I just got back from a beautiful trip to the Pacific Northwest and started going through the pile of mail. I discovered a letter from the City of Orlando saying I had not paid a parking ticket and since payment was overdue, I owed a fine as well. What Parking ticket? I had never seen one. I discovered after some research that the ticket was issued on the opening night of “War of the Worlds“. On that night I had gone to an opening night pre-party at the Savoy. Parking is near impossible in the antiques neighborhood where the bar was located and I drove around for quite some time to find the perfect spot. I parked in a residential neighborhood far from the congestion and enjoyed the long walk to the bar. I didn’t get the ticket for parking in a no parking zone but instead it was for parking with the butt of the car facing west instead of east.
I had just experienced a surreal display of authority at Lake Eola and decided I needed to further my experience in the city by dropping off my $45 parking ticket check in person. I was shocked when I walked up to the City’s Parking Division. The city placed this cash cow in the ground floor of a 5 story parking garage. This bureaucratic edifice resembles a movie ticket booth only a little bigger. It is playfully decorated by 32 colorful ceramic tiles decorated by school children to give the passer by a warm feeling that art is alive in the City Beautiful. I expected a long line at the pay out window but instead found I could just walk up to the window and deposit the check as if in a bank. I was curious to see my original ticket but knew that would cause a long and arduous wait. I just smiled and paid keeping my comments to myself. I don’t think I could have reasoned with the woman behind the window anyway. I am sure she has seen it all, besides video cameras were located everywhere. Big brother was watching.

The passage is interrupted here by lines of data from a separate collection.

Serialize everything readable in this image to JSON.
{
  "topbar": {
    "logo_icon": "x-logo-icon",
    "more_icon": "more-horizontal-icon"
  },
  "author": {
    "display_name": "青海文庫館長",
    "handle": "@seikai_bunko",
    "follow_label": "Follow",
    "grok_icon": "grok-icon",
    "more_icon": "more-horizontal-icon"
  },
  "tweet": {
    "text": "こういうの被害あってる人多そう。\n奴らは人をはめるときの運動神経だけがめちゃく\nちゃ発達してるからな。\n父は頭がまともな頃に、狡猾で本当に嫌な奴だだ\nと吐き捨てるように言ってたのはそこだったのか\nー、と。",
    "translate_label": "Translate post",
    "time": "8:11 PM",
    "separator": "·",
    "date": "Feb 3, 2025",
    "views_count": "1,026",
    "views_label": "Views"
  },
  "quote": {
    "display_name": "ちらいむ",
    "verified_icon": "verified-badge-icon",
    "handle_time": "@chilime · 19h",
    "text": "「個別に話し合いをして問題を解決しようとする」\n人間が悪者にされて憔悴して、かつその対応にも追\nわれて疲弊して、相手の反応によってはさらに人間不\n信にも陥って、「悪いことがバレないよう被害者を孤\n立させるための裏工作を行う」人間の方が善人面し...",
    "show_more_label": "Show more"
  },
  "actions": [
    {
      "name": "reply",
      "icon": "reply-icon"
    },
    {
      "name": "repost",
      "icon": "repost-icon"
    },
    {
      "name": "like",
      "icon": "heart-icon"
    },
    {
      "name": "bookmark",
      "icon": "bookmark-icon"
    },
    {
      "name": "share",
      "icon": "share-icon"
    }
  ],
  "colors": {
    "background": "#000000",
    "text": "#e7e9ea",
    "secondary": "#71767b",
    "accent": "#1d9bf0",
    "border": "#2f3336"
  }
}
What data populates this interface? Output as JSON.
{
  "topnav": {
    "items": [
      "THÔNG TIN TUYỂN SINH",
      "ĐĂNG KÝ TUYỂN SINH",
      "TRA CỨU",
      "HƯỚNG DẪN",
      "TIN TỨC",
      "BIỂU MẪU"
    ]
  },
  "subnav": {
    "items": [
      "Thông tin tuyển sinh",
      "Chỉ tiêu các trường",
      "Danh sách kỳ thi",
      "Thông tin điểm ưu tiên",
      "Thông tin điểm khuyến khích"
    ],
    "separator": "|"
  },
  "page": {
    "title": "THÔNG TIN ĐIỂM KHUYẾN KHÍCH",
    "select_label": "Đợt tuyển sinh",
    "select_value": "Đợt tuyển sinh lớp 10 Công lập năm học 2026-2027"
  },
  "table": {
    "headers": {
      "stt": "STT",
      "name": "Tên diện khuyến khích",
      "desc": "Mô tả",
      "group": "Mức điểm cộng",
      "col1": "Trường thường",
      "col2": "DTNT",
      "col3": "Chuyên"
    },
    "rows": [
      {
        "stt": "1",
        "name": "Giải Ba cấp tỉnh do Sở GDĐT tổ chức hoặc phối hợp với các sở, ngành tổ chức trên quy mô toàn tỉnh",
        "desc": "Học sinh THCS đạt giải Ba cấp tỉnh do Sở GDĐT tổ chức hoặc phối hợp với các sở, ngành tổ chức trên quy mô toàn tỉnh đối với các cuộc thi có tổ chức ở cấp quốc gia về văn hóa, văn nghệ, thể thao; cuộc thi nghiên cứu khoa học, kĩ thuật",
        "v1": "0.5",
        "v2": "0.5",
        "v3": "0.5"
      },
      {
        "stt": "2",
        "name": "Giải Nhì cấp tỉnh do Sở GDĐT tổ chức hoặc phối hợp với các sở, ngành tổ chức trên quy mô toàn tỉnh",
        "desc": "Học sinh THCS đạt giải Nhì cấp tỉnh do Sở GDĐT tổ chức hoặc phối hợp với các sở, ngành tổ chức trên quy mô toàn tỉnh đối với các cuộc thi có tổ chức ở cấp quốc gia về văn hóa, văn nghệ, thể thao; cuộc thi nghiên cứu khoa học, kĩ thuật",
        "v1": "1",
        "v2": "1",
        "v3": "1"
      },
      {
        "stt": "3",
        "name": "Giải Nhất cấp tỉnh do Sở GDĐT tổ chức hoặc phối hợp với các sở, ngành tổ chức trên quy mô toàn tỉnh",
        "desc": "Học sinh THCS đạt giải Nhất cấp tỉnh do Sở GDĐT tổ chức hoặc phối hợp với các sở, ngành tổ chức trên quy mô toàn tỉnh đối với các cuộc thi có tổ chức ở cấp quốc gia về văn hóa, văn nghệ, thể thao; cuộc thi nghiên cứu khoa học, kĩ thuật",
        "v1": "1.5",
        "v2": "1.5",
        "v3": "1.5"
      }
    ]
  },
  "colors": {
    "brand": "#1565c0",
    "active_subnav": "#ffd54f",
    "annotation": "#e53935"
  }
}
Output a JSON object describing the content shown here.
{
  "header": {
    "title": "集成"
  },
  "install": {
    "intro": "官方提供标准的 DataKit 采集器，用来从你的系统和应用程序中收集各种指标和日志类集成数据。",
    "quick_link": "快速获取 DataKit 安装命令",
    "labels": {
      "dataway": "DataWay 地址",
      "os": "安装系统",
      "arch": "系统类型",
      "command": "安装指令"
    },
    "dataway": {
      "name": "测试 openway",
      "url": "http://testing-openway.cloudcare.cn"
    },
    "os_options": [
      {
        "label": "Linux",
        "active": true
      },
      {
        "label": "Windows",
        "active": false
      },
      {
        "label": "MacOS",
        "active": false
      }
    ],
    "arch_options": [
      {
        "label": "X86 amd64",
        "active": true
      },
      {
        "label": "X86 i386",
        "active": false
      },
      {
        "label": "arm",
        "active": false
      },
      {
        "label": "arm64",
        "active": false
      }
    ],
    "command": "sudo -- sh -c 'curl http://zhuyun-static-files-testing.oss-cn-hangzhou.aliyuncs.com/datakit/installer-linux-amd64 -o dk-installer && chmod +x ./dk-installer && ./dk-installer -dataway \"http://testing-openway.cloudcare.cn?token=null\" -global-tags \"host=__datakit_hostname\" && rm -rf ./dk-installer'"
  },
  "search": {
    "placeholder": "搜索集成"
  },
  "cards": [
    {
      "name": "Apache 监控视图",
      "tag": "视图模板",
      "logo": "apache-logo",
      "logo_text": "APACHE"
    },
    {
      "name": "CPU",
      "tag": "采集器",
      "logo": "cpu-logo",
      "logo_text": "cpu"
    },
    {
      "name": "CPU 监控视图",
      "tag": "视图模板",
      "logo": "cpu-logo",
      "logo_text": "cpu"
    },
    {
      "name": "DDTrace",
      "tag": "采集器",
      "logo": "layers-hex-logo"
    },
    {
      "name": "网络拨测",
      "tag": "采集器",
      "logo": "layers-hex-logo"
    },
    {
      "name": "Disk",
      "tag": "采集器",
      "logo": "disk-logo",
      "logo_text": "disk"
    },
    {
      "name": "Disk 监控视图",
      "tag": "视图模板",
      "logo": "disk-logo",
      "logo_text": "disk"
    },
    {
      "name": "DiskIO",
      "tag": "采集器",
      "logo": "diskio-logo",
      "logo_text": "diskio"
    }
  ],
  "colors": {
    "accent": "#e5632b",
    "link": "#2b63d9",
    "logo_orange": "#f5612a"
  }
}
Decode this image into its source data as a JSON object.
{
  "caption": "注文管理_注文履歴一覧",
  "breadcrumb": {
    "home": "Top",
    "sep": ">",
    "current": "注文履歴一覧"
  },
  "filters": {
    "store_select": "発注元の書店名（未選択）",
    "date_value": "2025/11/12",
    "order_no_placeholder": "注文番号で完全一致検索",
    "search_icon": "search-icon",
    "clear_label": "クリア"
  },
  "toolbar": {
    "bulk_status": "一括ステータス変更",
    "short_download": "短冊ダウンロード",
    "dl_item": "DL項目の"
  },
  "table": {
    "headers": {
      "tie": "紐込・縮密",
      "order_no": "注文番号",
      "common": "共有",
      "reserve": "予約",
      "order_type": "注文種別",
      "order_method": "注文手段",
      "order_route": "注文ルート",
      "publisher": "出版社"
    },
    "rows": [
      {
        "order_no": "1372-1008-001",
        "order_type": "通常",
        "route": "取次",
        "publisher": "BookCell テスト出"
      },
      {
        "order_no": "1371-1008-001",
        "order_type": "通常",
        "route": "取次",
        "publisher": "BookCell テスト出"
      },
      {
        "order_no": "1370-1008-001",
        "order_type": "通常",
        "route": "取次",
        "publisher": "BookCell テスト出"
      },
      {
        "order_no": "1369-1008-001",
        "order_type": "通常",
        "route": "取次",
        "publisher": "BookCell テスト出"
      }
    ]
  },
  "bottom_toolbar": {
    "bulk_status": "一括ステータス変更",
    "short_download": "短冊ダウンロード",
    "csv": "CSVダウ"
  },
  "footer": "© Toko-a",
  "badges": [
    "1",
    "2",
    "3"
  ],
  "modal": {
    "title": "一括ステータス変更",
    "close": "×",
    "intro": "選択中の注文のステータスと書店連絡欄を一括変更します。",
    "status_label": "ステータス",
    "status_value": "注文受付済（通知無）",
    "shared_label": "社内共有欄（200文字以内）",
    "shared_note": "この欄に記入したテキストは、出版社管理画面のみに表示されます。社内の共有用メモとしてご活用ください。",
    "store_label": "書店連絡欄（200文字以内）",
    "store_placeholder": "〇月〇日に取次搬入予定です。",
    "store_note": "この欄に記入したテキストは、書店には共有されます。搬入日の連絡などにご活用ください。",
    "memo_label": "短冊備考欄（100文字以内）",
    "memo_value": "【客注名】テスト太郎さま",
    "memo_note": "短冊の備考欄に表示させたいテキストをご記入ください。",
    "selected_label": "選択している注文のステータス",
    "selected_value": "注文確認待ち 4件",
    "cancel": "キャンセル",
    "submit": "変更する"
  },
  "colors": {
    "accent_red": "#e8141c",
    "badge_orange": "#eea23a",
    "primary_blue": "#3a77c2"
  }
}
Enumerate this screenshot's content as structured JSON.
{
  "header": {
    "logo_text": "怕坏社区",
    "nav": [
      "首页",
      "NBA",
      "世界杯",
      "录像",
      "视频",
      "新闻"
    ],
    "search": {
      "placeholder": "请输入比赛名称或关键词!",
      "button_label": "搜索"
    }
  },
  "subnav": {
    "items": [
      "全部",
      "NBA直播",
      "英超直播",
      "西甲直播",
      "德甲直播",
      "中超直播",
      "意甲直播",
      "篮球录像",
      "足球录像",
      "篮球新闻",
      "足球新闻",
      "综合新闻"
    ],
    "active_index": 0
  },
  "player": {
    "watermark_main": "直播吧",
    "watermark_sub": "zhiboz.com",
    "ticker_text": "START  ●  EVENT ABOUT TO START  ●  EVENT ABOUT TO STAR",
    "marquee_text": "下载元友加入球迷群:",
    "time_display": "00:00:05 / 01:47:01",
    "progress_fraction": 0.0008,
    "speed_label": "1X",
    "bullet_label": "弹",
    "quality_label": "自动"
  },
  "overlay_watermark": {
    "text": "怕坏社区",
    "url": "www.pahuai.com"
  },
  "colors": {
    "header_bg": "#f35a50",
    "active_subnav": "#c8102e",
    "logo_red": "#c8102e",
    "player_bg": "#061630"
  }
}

As I sketched homeless would wander by, some with bikes and some with loaded carts, heading back to Parrimore returning from their day downtown. A young couple shouted down to me from the parking garage 2 floors above “Hey, don’t forget to sketch us!” Every 15 minutes or so another person would walk into the Parking Division to drop off a check or cold hard cash. The stream of people was steady and sure.
Post Script. I got a mutilated letter crushed into a plastic postal bag that says “We Care” in the mail today from the City for my Parking Violation Notice. A quarter of the letter had been ripped out by some sorting machine. I got to see the picture of my truck beautifully parked with no warning signs in sight. Sigh, I am so innocent.